What a difference when we woke the following morning! Clear skies and the rising sun shining directly into the tent. Fantastic. After a quick breakfast we were off at 8am with light packs to bag the summit of Alcazaba, the 3rd highest summit here at approx 3200m. Lots of easy angled snow   up to the summit followed by an exciting descent through the crags to the highest of the 7 Lakes (Siera Lagunas). An easy walk back brought us to the campsite. A rapid packing of gear followed and then we were off again, skirting Alcazaba's east face and heading over the Puntal de Vacares  to the Laguna de Vacares where we stopped for the night.

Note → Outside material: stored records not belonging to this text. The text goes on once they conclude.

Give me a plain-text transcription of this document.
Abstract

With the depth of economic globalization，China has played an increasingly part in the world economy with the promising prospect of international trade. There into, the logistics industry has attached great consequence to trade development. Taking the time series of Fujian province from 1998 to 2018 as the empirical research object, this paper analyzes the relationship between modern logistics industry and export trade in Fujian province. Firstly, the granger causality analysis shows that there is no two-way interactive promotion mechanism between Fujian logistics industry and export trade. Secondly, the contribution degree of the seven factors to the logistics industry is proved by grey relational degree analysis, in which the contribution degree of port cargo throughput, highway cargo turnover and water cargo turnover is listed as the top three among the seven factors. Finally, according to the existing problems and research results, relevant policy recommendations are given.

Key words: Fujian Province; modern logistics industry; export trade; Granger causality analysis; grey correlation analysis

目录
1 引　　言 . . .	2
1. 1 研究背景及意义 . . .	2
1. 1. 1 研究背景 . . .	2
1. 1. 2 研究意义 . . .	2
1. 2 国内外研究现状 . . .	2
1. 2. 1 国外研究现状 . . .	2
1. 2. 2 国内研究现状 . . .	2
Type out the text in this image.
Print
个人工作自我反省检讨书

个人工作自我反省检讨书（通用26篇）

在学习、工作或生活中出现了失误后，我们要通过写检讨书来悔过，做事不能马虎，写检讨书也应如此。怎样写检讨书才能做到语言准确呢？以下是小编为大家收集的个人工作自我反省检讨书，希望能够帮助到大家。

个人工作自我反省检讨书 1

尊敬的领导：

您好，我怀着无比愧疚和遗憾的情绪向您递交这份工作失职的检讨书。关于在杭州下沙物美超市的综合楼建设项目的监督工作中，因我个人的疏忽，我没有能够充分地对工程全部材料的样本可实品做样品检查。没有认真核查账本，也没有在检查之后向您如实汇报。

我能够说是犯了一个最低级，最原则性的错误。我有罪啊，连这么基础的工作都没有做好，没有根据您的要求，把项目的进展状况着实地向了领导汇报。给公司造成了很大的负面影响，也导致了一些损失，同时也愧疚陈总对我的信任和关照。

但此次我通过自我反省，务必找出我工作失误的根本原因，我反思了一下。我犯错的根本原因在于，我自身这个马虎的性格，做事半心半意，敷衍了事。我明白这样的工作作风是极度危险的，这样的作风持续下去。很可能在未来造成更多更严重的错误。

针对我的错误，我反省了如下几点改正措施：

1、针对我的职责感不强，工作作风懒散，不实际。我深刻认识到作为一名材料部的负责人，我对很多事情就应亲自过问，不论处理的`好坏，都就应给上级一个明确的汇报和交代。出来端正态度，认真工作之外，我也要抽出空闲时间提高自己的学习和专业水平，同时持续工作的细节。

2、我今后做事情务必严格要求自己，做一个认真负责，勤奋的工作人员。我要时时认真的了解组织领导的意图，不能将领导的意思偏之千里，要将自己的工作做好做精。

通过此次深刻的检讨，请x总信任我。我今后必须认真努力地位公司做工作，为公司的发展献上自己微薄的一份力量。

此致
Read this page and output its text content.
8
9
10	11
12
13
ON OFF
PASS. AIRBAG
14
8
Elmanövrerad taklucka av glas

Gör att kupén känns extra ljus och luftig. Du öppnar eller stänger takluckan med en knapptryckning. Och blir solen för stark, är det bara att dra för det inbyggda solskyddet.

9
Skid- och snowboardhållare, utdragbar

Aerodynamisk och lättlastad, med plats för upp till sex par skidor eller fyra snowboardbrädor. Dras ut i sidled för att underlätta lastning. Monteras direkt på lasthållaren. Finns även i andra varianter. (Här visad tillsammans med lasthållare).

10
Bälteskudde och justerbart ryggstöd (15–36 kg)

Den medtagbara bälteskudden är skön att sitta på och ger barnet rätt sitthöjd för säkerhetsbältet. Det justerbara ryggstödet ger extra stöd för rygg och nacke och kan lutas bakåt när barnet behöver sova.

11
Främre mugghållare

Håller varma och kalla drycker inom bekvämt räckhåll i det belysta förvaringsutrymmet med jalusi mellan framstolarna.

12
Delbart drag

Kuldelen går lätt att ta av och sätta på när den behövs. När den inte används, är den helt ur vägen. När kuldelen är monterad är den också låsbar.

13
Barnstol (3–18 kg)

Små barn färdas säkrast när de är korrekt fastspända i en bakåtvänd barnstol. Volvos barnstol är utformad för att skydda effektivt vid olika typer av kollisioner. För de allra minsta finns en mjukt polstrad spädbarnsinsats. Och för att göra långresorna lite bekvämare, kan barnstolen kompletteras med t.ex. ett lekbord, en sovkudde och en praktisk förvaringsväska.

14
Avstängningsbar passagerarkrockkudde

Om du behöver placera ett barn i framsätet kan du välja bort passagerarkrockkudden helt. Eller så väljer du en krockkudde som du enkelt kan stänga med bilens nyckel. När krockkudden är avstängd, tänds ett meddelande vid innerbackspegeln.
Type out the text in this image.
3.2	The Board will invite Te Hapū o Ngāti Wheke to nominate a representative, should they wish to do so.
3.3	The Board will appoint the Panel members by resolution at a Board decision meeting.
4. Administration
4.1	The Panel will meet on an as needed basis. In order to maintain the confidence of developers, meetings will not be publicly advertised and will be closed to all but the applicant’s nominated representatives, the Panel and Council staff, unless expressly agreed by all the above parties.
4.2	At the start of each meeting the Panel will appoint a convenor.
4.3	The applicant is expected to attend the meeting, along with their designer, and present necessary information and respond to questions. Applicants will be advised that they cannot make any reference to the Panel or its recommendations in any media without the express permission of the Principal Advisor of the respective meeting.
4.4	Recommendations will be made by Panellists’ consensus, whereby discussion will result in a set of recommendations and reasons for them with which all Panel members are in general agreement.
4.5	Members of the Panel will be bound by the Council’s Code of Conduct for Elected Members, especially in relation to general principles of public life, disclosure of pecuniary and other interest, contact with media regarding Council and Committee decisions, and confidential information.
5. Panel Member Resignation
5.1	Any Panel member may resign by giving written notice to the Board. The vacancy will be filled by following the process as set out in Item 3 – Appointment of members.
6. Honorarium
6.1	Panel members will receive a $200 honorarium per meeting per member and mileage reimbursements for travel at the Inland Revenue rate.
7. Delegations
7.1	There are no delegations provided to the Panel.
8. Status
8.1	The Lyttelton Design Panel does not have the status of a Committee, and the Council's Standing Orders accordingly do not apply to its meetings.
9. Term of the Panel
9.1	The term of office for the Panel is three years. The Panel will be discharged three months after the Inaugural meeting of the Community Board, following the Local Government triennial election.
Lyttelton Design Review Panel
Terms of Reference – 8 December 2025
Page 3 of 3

This is a lonely, eerie spot. Very cold and isolated. I was glad next day when we started walking again. On over the remaining mountains we trekked until we reached the final 3000m summit, the Pico de Jerez. I don't remember the descent because it is long, tiring and never ends! We passed the Postero Alto hut and continued on for another 2 hours before we reached the town of Jerez de Marsquesado at dusk, where our transport was duly waiting to take us on the 2 hr drive back to Lanjaron for a few (many) vinos.

A great traverse. Hardly saw anybody in the 5 days. I can imagine this is a great winter trip? Much more difficult so my mates and I I will be heading back March 2009. The feeling of remoteness combined with the brilliant views made this a trip to remember.